SOUTHAMPTON, N.Y. – U.S. Golf Association executive director Mike Davis met with selected media members Tuesday at Shinnecock Hills Golf Club, previewing this week’s U.S. Open.
Davis addressed changes to the Rules of Golf that go into effect in 2019 and the worldwide handicap system that is expected to roll out in 2020. But the topic that dominated discussion was distance.
Last month, the USGA and R&A announced the start of a Distance Insights Project that Davis and Rand Jerris, the USGA’s senior managing director of public services, explained would gather information from stakeholders (equipment makers, golf course operators and course architects). The goal is to get a deeper understanding of how distance affects golf.
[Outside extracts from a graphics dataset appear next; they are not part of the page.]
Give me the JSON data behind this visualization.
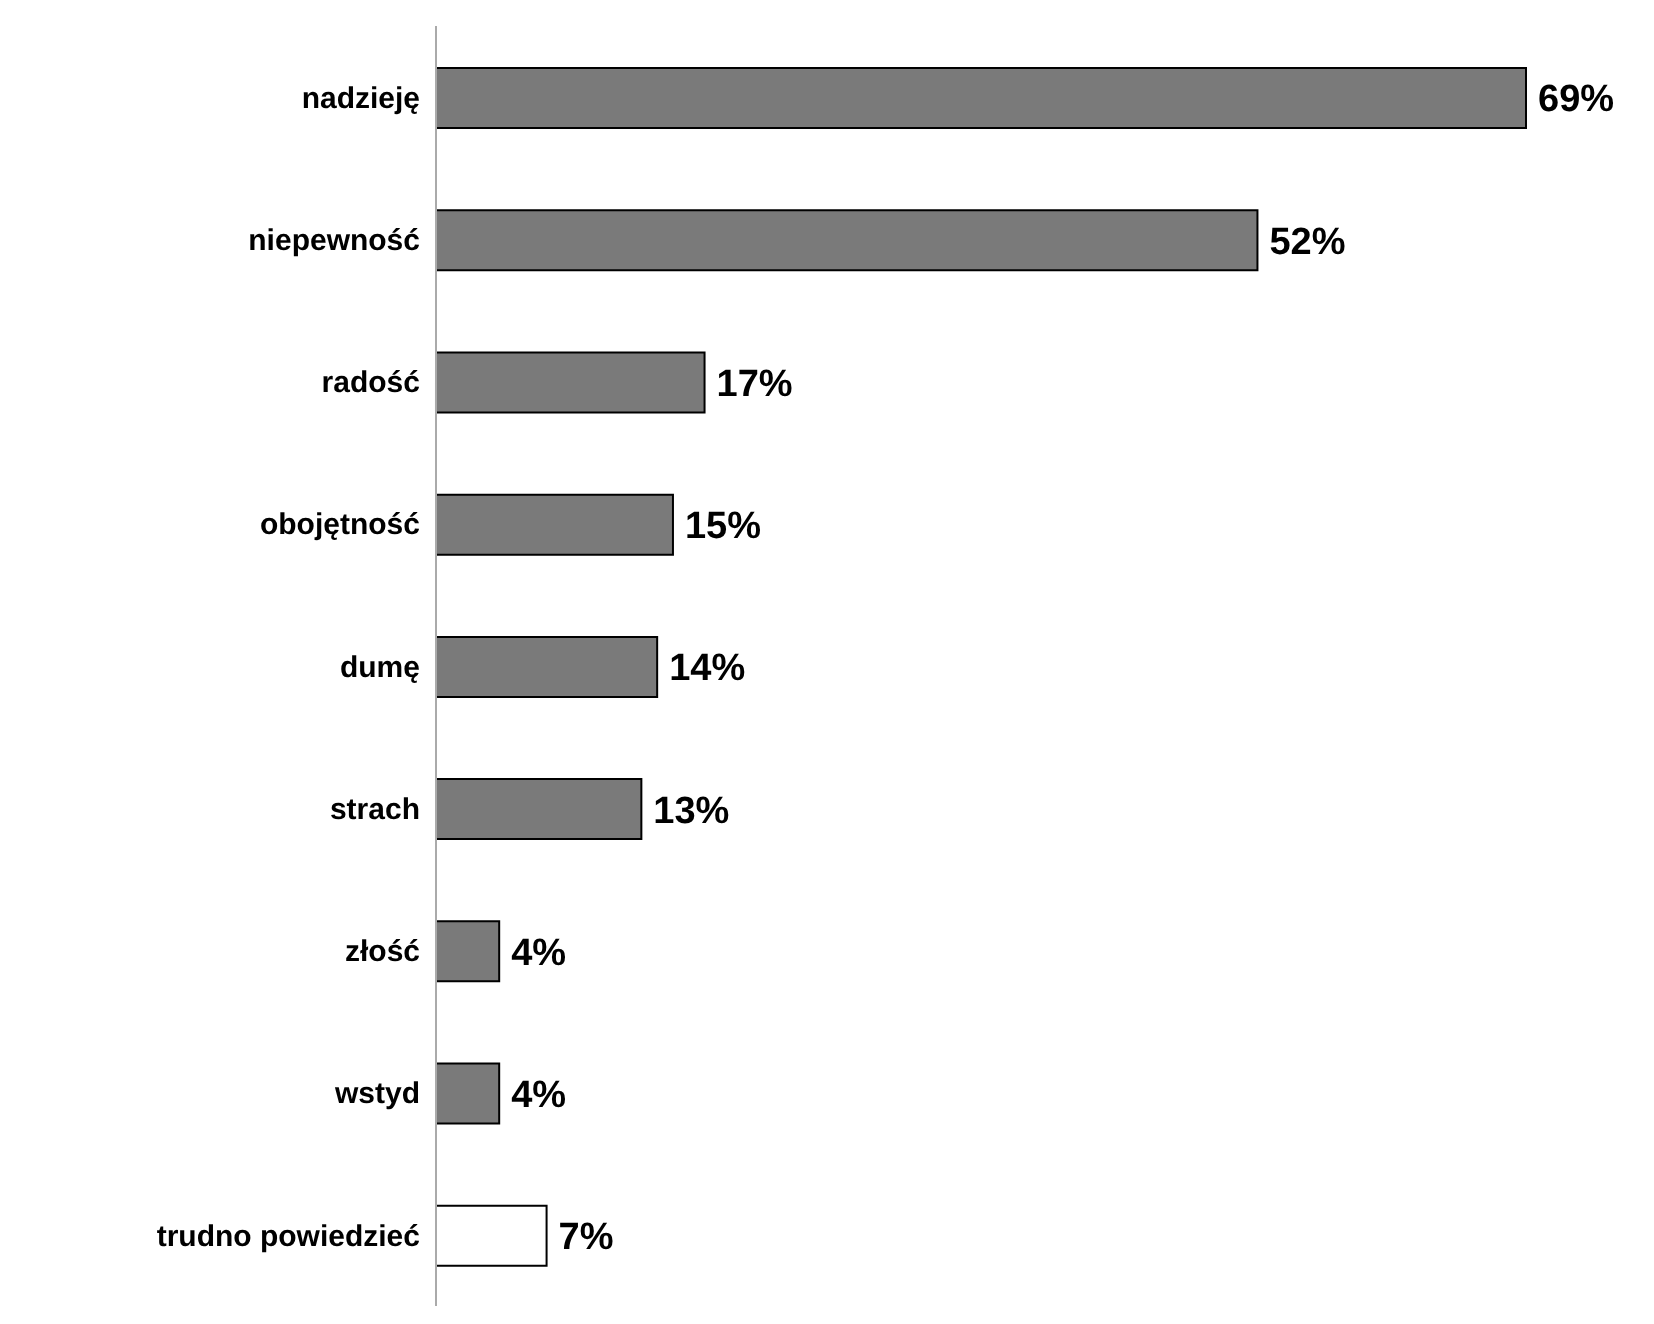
{
  "chart_data": {
    "type": "bar",
    "orientation": "horizontal",
    "categories": [
      "nadzieję",
      "niepewność",
      "radość",
      "obojętność",
      "dumę",
      "strach",
      "złość",
      "wstyd",
      "trudno powiedzieć"
    ],
    "values": [
      69,
      52,
      17,
      15,
      14,
      13,
      4,
      4,
      7
    ],
    "colors": [
      "#7a7a7a",
      "#7a7a7a",
      "#7a7a7a",
      "#7a7a7a",
      "#7a7a7a",
      "#7a7a7a",
      "#7a7a7a",
      "#7a7a7a",
      "#ffffff"
    ],
    "value_labels": [
      "69%",
      "52%",
      "17%",
      "15%",
      "14%",
      "13%",
      "4%",
      "4%",
      "7%"
    ],
    "grid": false,
    "legend": false
  }
}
“Despite what some think, and despite what some write and what you hear, we have no preconceived notions about what the outcome is going to be,” Davis said. “This is not just about the male elite game. So many people think this is just about the PGA Tour. It’s not.”
Davis, Jerris and other USGA officials have said they want to take a holistic approach to the distance debate. They insist data needs to be collected and studied so the governing bodies can learn how distance affects every aspect of the sport.
But overcoming the perception that the distance debate is really about shot values, protecting the viability of old courses and how far players such as Dustin Johnson, Bubba Watson and Rory McIlroy hit their drives, is going to be a massive challenge.
Hard to sway public opinion
“Communication in that regard is going to be important,” Davis said, acknowledging that it will hard to sway public opinion in the distance debate. “If this was just about the elite game, you could solve that very easily, if there is a problem and I think there are a lot of people who would say there isn’t a problem. We believe that this is something that has gone broadly into the game and that’s why we’re looking at it broadly.”
The deep dive into data is not going to produce answers right away. The USGA and R&A are going to be quiet for the next year to 18 months. But it is evident water consumption and the costs associated with running a golf course — especially long golf courses — are significant points of concern. In the minds of the people who run golf, the sport’s environmental footprint needs to get small.
“Our North Star is all about making sure the game is sustainable, that it’s enjoyable and that it remains a challenge,” Davis said. “The notion that we are going to be rolling the ball back next year is simply not the case. The notion that it is just about the PGA Tour is just not the case. It’s about collecting data that we simply do not have.”
If the data collected reveals distance has been harmful to the game in terms of cost, environmental impact, pace of play or other factors, Davis knows he will have to make decisions that will not be popular with some. The luxury of a consensus is not something he anticipates having.